Petra Feriancová | Camille Henrot | Kaszás Tamás | Joanna Rajkowska | Trapp Dominika | Ulbert Ádám

A kiállítás kurátorai:

Erőss Nikolett, Gadó Flóra

Grafika:

Máté Dániel

Megnyitó:

2021. július 29., (csütörtök) 18:00

Zenei performansz:

Mákó Rozi

Knowledge introduced by natural history collections can be manifold. Although they are believed to have an objective, exact nature, that they are distanced from personal interpretation, it is known how many beliefs and misunderstandings, economical and political intentions shape them, how diverse, sometimes even contradictory knowledge can be deducted from collections. And how much remains hidden in them. The exhibition consists of – at least seemingly – natural scientific research materials and collections that were presented or initiated by contemporary artists; the works follow the trails of forgotten or lost, invisible and unfamiliar knowledge, and undertake to unravel or create them.

Invisible or unfamiliar knowledge: this combination of words is intentionally paradoxical, as we can mostly have knowledge of things that we are familiar with, so unfamiliar knowledge refers to the gaps in the building blocks of rationality, to the place of imagination. From this point, the past becomes visible and the future imaginable. Through the exhibited works, the presence of creatures with magical attributes, the interconnectedness of creation myths and scientific thinking, the tiny signs of ecological crisis become recognizable. These objects function as the homes of „the spirit of place” even when their inhabitants remain unknown.

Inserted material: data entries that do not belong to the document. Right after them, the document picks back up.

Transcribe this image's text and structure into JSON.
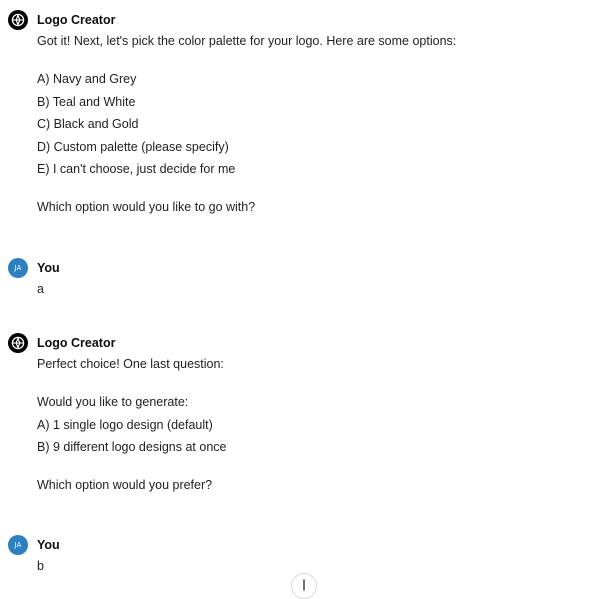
{
  "messages": [
    {
      "author": "Logo Creator",
      "role": "bot",
      "icon": "gpt-logo-icon",
      "lines": [
        "Got it! Next, let's pick the color palette for your logo. Here are some options:",
        "",
        "A) Navy and Grey",
        "B) Teal and White",
        "C) Black and Gold",
        "D) Custom palette (please specify)",
        "E) I can't choose, just decide for me",
        "",
        "Which option would you like to go with?"
      ]
    },
    {
      "author": "You",
      "role": "user",
      "avatar_initials": "JA",
      "lines": [
        "a"
      ]
    },
    {
      "author": "Logo Creator",
      "role": "bot",
      "icon": "gpt-logo-icon",
      "lines": [
        "Perfect choice! One last question:",
        "",
        "Would you like to generate:",
        "A) 1 single logo design (default)",
        "B) 9 different logo designs at once",
        "",
        "Which option would you prefer?"
      ]
    },
    {
      "author": "You",
      "role": "user",
      "avatar_initials": "JA",
      "lines": [
        "b"
      ]
    }
  ],
  "scroll_button": {
    "icon": "arrow-down-icon"
  },
  "colors": {
    "user_avatar": "#2e7fbf",
    "bot_avatar": "#000000"
  }
}
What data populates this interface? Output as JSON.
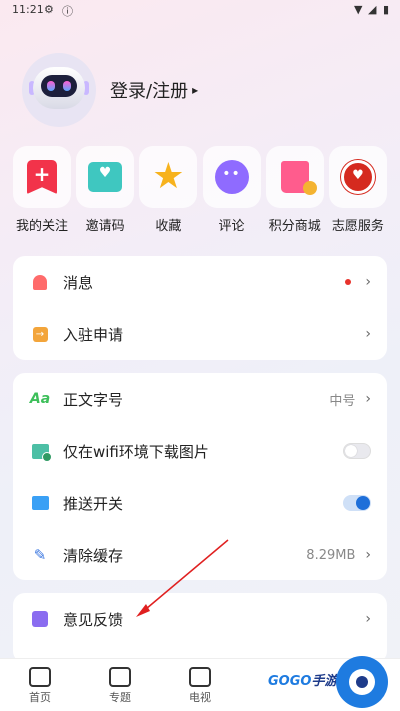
{
  "status_bar": {
    "time": "11:21",
    "icons": [
      "settings-icon",
      "alert-icon",
      "wifi-icon",
      "signal-icon",
      "battery-icon"
    ]
  },
  "profile": {
    "login_label": "登录/注册",
    "arrow": "▸"
  },
  "quick_links": [
    {
      "label": "我的关注",
      "icon": "bookmark-plus-icon"
    },
    {
      "label": "邀请码",
      "icon": "envelope-heart-icon"
    },
    {
      "label": "收藏",
      "icon": "star-icon"
    },
    {
      "label": "评论",
      "icon": "comment-icon"
    },
    {
      "label": "积分商城",
      "icon": "shopping-bag-icon"
    },
    {
      "label": "志愿服务",
      "icon": "volunteer-badge-icon"
    }
  ],
  "menu_group_1": [
    {
      "label": "消息",
      "icon": "bell-icon",
      "has_dot": true
    },
    {
      "label": "入驻申请",
      "icon": "enter-icon"
    }
  ],
  "menu_group_2": [
    {
      "label": "正文字号",
      "icon": "font-size-icon",
      "value": "中号",
      "glyph": "Aa"
    },
    {
      "label": "仅在wifi环境下载图片",
      "icon": "image-download-icon",
      "toggle": "off"
    },
    {
      "label": "推送开关",
      "icon": "push-icon",
      "toggle": "on"
    },
    {
      "label": "清除缓存",
      "icon": "broom-icon",
      "value": "8.29MB"
    }
  ],
  "menu_group_3": [
    {
      "label": "意见反馈",
      "icon": "feedback-icon"
    }
  ],
  "chevron": "›",
  "tab_bar": [
    {
      "label": "首页",
      "icon": "home-icon"
    },
    {
      "label": "专题",
      "icon": "topic-icon"
    },
    {
      "label": "电视",
      "icon": "tv-icon"
    }
  ],
  "watermark": {
    "text": "GOGO",
    "sub": "手游网"
  },
  "colors": {
    "accent": "#1e7be0",
    "notification_dot": "#e8322b",
    "annotation_arrow": "#e02020"
  }
}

The stones, trees, galls formed by the sea, and other organic or almost organic materials that are lined up here hide such knowledge that is inaccessible for many, and while their existence is known, their substance is not so much. The artists, who present collections (or create them through presentation), enable dimensional shifts in these tiny, fragmented objects that overarch centuries, and by supporting imagination, they make it possible to experience the attachment and belonging to the earth, to the material again. To find the objects, we mostly need to look at the ground, at the places of our steps behind and ahead, at the traces and the possibilities of what is yet to come. The objects found this way often don’t fit together, their hiatus makes the picture more realistic, for which imagination and knowledge function as binding agents.